By Marlene Cimons, National Science Foundation
Conventional diagnostic tools often cannot detect many cancers, Alzheimer’s and other life-threatening diseases early enough to provide effective treatment. But nanotechnology, which is revolutionizing electronics and other fields, promises to similarly transform medicine, particularly when it comes to identifying illnesses more quickly.
In medicine, nanotechnology—the engineering of systems at the atomic or molecular scale to build devices that are exquisitely small—allows researchers to develop supersensitive materials composed of nanoparticles that are capable of recognizing disease markers at much lower concentrations than today’s equipment can detect, meaning diseases can be caught and treated much earlier.
“Nanotechnology is changing the way the medical diagnostics field approaches disease detection," says Dr. Chad A. Mirkin, director of the Nanoscale Science and Engineering Center for Integrated Nanopatterning and Detection Technologies at Northwestern University. “The science has led to technology that has huge advantages in terms of detection, with highly sensitive ways of screening for diseases."
The National Science Foundation has supported the center with approximately $2 million annually for the past ten years. It is based at Northwestern, with research partners at the University of Chicago, the University of Illinois at Urbana-Champaign, and Argonne National Laboratory in Chicago, one of the Department of Energy’s oldest and largest national labs for science and engineering research.
The screening technique involves creating arrays—an arrangement of molecular-sized spots on a chip or other surface--that are imprinted with specific antibodies or oligonucleotides (short strands of DNA) that interact with key disease markers that are present in, for example, a drop of blood.

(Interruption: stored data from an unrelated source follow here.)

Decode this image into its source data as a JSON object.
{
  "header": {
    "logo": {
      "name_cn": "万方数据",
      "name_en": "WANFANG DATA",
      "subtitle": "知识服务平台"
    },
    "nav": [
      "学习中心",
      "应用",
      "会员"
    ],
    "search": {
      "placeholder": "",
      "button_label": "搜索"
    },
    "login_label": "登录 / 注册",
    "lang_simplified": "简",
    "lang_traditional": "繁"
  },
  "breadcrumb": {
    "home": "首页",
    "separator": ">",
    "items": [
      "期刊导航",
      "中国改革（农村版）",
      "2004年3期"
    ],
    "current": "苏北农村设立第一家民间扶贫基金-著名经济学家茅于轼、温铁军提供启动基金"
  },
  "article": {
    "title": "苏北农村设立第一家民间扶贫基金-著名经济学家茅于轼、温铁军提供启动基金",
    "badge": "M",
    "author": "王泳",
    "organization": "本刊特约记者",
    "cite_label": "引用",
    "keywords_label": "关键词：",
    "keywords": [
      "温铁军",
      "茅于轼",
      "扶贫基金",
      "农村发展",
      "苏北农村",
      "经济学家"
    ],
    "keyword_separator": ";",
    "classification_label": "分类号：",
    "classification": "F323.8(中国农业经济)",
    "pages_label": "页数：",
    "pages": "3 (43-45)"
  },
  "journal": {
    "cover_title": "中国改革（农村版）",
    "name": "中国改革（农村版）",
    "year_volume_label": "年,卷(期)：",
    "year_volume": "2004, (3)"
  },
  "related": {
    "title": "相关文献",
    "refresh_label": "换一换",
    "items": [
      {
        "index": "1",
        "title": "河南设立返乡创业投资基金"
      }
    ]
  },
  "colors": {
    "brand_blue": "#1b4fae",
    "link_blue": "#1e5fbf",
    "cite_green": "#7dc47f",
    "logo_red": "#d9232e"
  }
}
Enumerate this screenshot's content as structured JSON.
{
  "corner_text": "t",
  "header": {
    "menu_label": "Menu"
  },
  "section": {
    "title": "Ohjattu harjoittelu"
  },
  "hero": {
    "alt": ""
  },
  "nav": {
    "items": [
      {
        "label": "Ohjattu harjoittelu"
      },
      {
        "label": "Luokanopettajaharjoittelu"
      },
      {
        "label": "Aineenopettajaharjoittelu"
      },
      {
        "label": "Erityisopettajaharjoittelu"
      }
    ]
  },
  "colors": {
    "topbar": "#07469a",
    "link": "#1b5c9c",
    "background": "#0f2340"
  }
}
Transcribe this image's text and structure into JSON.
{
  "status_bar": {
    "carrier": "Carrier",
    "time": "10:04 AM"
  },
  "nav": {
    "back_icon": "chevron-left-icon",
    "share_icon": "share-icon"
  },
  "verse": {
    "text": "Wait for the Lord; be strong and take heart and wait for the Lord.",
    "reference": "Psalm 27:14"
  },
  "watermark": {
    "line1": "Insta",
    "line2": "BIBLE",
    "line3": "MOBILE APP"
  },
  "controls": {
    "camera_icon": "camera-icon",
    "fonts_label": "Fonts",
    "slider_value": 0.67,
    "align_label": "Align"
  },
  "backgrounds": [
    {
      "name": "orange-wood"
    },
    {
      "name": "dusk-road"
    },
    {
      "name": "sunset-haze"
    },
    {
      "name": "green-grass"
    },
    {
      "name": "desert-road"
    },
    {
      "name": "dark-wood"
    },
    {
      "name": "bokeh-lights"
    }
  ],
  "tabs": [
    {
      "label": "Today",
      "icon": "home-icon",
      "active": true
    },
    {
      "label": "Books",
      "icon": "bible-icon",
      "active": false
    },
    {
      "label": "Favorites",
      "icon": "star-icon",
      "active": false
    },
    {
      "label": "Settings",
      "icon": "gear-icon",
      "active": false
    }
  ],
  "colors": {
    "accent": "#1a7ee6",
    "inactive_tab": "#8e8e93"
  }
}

Because the spots are molecules, and not visible, scientists then treat the array with a solution of nanoparticles—in this case, gold—that turns the spots red if the telltale signs of disease are there.
“If you put a drop of blood on the chip, the right marker will go to the right spot. The molecules will reach out and grab the disease markers if they are present," Mirkin explains. “But you can’t see it because it’s a molecule. If you treat the chip with these gold particles, the gold particle will go to the spots where the marker is positive. When the markers are present, they will turn red in color."
Moreover, nanogold will do something that bulk gold cannot do. It will create a photograph developing solution on the chip that increases the signal, that is, the color, by 100,000-fold in less than five minutes. Put another way, the disease marker becomes 100,000 times more sensitive than that of conventional methods.
“These types of techniques are allowing researchers and medical doctors to look at disease markers that cannot be studied with conventional tools," says Mirkin, who also is professor of chemistry, medicine, chemical and biological engineering, and materials science and engineering. “The radar is much more sensitive than what we have currently, which means we can see diseases earlier and intervene earlier."
Also, the technology could help predict—earlier—those individuals who can consider themselves cured of cancer, as well as those likely to experience a recurrence. “With prostate cancer, for example, the high sensitivity allows you to measure rising PSA (prostate specific antigen) levels after surgery which may not be detectable using today’s methods," Mirkin says. “It allows you to tell someone years earlier that he won’t die, or it can predict a recurrence."
Early versions of the technology already are in commercial use, Mirkin says. And the research offers the real possibility of finding diseases that now are almost impossible to detect until it is too late.
In recent years, for example, Mirkin and his collaborator William Klein have developed an ultra-sensitive method using nanotechnology that could lead to a clinical test capable of diagnosing Alzheimer’s disease in its earliest stages, instead of after death. They found a biomarker in living humans associated with the disease that apparently is present long before plaques and tangles show up in the brain, and before the signs of dementia become obvious.